ORLANDO, Fla., March 12 /PRNewswire/ -- Cost-effective technology that allows products to be traced through the U.S. supply chain might have helped contain the spread of hydrolyzed vegetable protein products contaminated with Salmonella, Intelligent Global Pooling Systems (iGPS Company LLC) announced today. iGPS urged the U.S. Senate to mandate the latest tracking technology in legislation pending to overhaul the nation's food safety law.
The list of recalled products containing the contaminated HVP has now topped 100, according to the U.S. Food and Drug Administration (FDA), and is expected to grow as the popular food additive is found in everything from soups, sauces, chili, stews, hot dogs, gravies, chips, dips and dressings.

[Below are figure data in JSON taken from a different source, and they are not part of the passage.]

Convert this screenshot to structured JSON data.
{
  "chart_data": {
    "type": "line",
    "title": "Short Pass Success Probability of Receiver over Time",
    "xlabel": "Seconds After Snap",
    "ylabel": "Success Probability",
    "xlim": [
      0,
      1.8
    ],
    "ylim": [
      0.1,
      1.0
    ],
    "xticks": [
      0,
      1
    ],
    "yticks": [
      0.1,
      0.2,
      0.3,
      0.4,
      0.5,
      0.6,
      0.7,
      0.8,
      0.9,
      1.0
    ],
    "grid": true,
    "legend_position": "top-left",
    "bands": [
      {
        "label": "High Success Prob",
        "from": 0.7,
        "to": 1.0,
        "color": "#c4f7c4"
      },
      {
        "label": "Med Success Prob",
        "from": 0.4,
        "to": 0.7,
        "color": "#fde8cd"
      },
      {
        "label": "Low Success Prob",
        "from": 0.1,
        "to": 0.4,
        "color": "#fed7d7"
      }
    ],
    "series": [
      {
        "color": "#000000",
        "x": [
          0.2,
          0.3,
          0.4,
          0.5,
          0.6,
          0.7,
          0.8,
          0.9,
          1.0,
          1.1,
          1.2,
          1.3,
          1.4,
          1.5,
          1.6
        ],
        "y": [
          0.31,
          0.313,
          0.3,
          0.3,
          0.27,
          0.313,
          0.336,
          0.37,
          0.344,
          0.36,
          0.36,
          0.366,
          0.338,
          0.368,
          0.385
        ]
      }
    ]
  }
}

"Fresh on the heels of the nationwide Tylenol recall, this HVP recall once again illustrates the need for tighter controls in the U.S. food supply chain. In this case, we see how one common ingredient can disrupt the nation's food supply and potentially threaten millions of people. We hope this reality will hasten Senate consideration of product tracking technology and action on critically important food safety legislation," said Bob Moore Chairman & CEO of iGPS Company LLC. The Senate has not yet scheduled action on the food safety bill, which the House passed overwhelmingly last year.
According to reports, large batches of HVP may be contaminated with Salmonella, which causes at least 40,000 illnesses in the U.S. annually. This recall began on February 26, and it is now being reported that contamination probably started as far back as September 2009, affecting millions of pounds of the flavoring already shipped into commerce.

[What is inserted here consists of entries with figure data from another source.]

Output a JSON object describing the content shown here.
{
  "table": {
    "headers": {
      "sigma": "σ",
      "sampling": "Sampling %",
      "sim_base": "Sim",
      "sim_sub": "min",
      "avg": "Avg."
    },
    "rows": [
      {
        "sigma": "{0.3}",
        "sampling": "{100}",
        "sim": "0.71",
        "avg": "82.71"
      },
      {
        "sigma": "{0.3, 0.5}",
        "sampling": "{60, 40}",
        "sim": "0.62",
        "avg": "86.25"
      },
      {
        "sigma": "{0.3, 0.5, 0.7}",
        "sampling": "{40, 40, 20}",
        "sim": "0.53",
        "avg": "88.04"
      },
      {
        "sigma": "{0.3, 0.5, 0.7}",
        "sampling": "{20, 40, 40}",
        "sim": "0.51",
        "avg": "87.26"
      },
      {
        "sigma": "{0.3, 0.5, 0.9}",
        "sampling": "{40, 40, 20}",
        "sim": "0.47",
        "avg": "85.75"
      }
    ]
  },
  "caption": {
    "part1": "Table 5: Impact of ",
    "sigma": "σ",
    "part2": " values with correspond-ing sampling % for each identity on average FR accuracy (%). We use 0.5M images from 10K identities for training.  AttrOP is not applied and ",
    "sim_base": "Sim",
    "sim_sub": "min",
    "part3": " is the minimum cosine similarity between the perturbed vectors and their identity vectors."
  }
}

"The U.S. food supply chain is complex, and many ingredients often go from manufacturer to resellers or processors before ending up on store shelves. It is therefore critical that congressional action touch on all areas of the supply chain where improvements can be made that ultimately make the American public safer," Moore added.
iGPS operates the world's first pallet rental service providing manufacturers with lightweight, recyclable all-plastic pallets embedded with RFID tags. Unlike the more than one billion wood pallets in circulation, the RFID tags in iGPS plastic pallets allow products to be easily traced at numerous points along the supply chain, providing a way to pinpoint and contain contaminated products.

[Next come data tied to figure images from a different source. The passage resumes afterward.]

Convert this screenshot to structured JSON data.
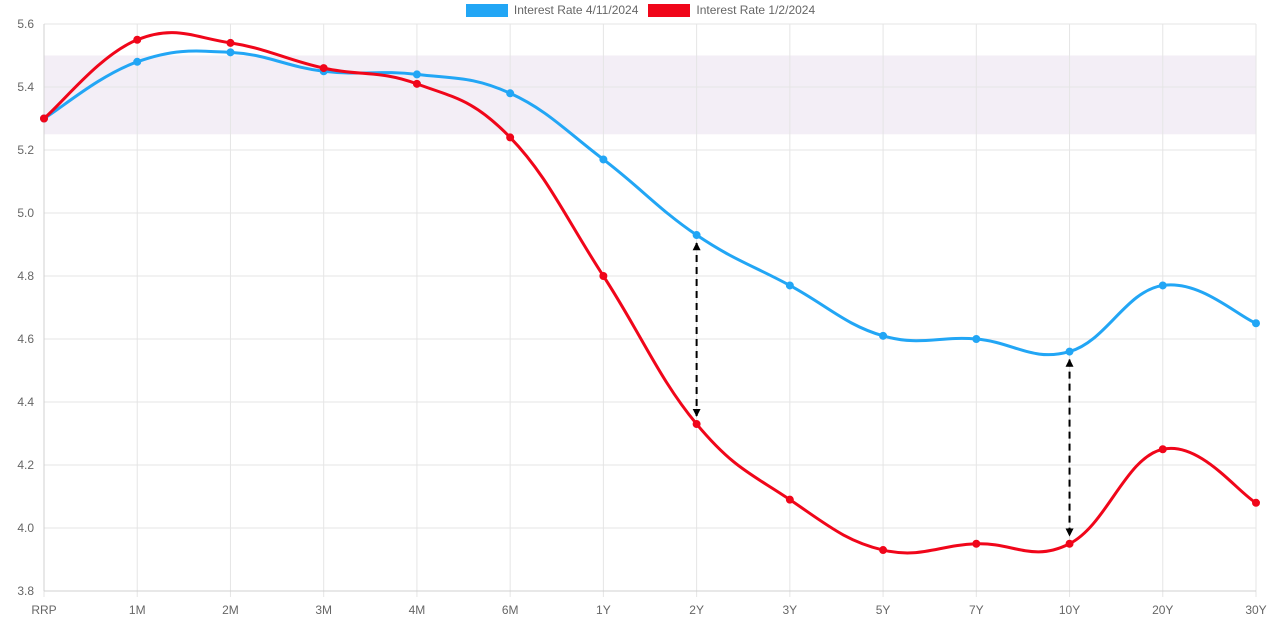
{
  "legend": {
    "series_1": "Interest Rate 4/11/2024",
    "series_2": "Interest Rate 1/2/2024"
  },
  "colors": {
    "series_1": "#22a6f5",
    "series_2": "#f0061a",
    "band": "#f3eef6",
    "grid": "#e5e5e5",
    "arrow": "#000000"
  },
  "chart_data": {
    "type": "line",
    "categories": [
      "RRP",
      "1M",
      "2M",
      "3M",
      "4M",
      "6M",
      "1Y",
      "2Y",
      "3Y",
      "5Y",
      "7Y",
      "10Y",
      "20Y",
      "30Y"
    ],
    "series": [
      {
        "name": "Interest Rate 4/11/2024",
        "color": "#22a6f5",
        "values": [
          5.3,
          5.48,
          5.51,
          5.45,
          5.44,
          5.38,
          5.17,
          4.93,
          4.77,
          4.61,
          4.6,
          4.56,
          4.77,
          4.65
        ]
      },
      {
        "name": "Interest Rate 1/2/2024",
        "color": "#f0061a",
        "values": [
          5.3,
          5.55,
          5.54,
          5.46,
          5.41,
          5.24,
          4.8,
          4.33,
          4.09,
          3.93,
          3.95,
          3.95,
          4.25,
          4.08
        ]
      }
    ],
    "ylim": [
      3.8,
      5.6
    ],
    "y_ticks": [
      "3.8",
      "4.0",
      "4.2",
      "4.4",
      "4.6",
      "4.8",
      "5.0",
      "5.2",
      "5.4",
      "5.6"
    ],
    "shaded_band": [
      5.25,
      5.5
    ],
    "annotations": [
      {
        "type": "double-arrow",
        "category": "2Y",
        "from": 4.93,
        "to": 4.33
      },
      {
        "type": "double-arrow",
        "category": "10Y",
        "from": 4.56,
        "to": 3.95
      }
    ],
    "grid": true,
    "legend_position": "top-center",
    "xlabel": "",
    "ylabel": ""
  }
}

iGPS also is urging Congress to set uniform sanitary standards for all pallets. According to Moore, "Pallets are an often overlooked, but key component of our nation's supply chain. At one point, almost every food, pharmaceutical and countless other consumer products have been on a pallet. We need to take all possible measures to ensure that pallets are not harboring bacteria or pathogens that can affect our food supply."
iGPS recently commissioned a series of independent tests in cities from Portland, Maine to New Orleans that found Salmonella, E. coli, Listeria and extremely high bacteria counts on scores of wood pallets pulled at random from public markets and retail food outlets. In New Orleans, for example, 43 percent of wood pallets tested at an independent scientific laboratory came back positive for E. coli, Listeria and/or Salmonella. One wood pallet tested positive for all three food-poisoning bacteria. Our findings are consistent with other findings of the FDA and USDA that highlight the risks of wood in certain food-related circumstances.
The FDA's guidelines recommend using pallets that can easily be cleaned and that wood pallets not be used in areas where Refrigerated or Frozen Ready-To-Eat Foods are processed or exposed.
This HVP recall comes in the wake of a new report by the Pew Charitable Trusts and Georgetown University that estimates foodborne illness cost the U.S. $152 billion annually.
The Centers for Disease Control and Prevention (CDC) estimates that 76 million foodborne illness cases occur every year in the United States. Salmonella bacteria cause at least 40,000 illnesses a year in the U.S., and an estimated 400 deaths, the CDC reports. E. coli is a potentially lethal group of bacteria that every year sickens more than 70,000 Americans. And Listeriosis is responsible for 2,500 illnesses and 500 deaths in the United States annually – the leading cause of death among foodborne bacterial pathogens.
iGPS operates the world's first pallet rental service providing shippers and receivers with all-plastic pallets with embedded RFID tags. iGPS' state-of-the-art pallets are 30 percent lighter than wood, which saves on transport costs and helps reduce green house gases. Its pallets are also more hygienic, easier to handle and, because they eliminate protruding nails and splinters, reduce workplace injuries and damaged equipment. Embedded RFID tags enable shippers and receivers to track and trace shipments. And iGPS pallets are 100% recyclable. Launched in March 2006, the company has created nearly 2,000 new green jobs in the U.S. and is led by pallet and supply chain veterans with decades of experience. iGPS (www.igps.net) is headquartered in Orlando, FL.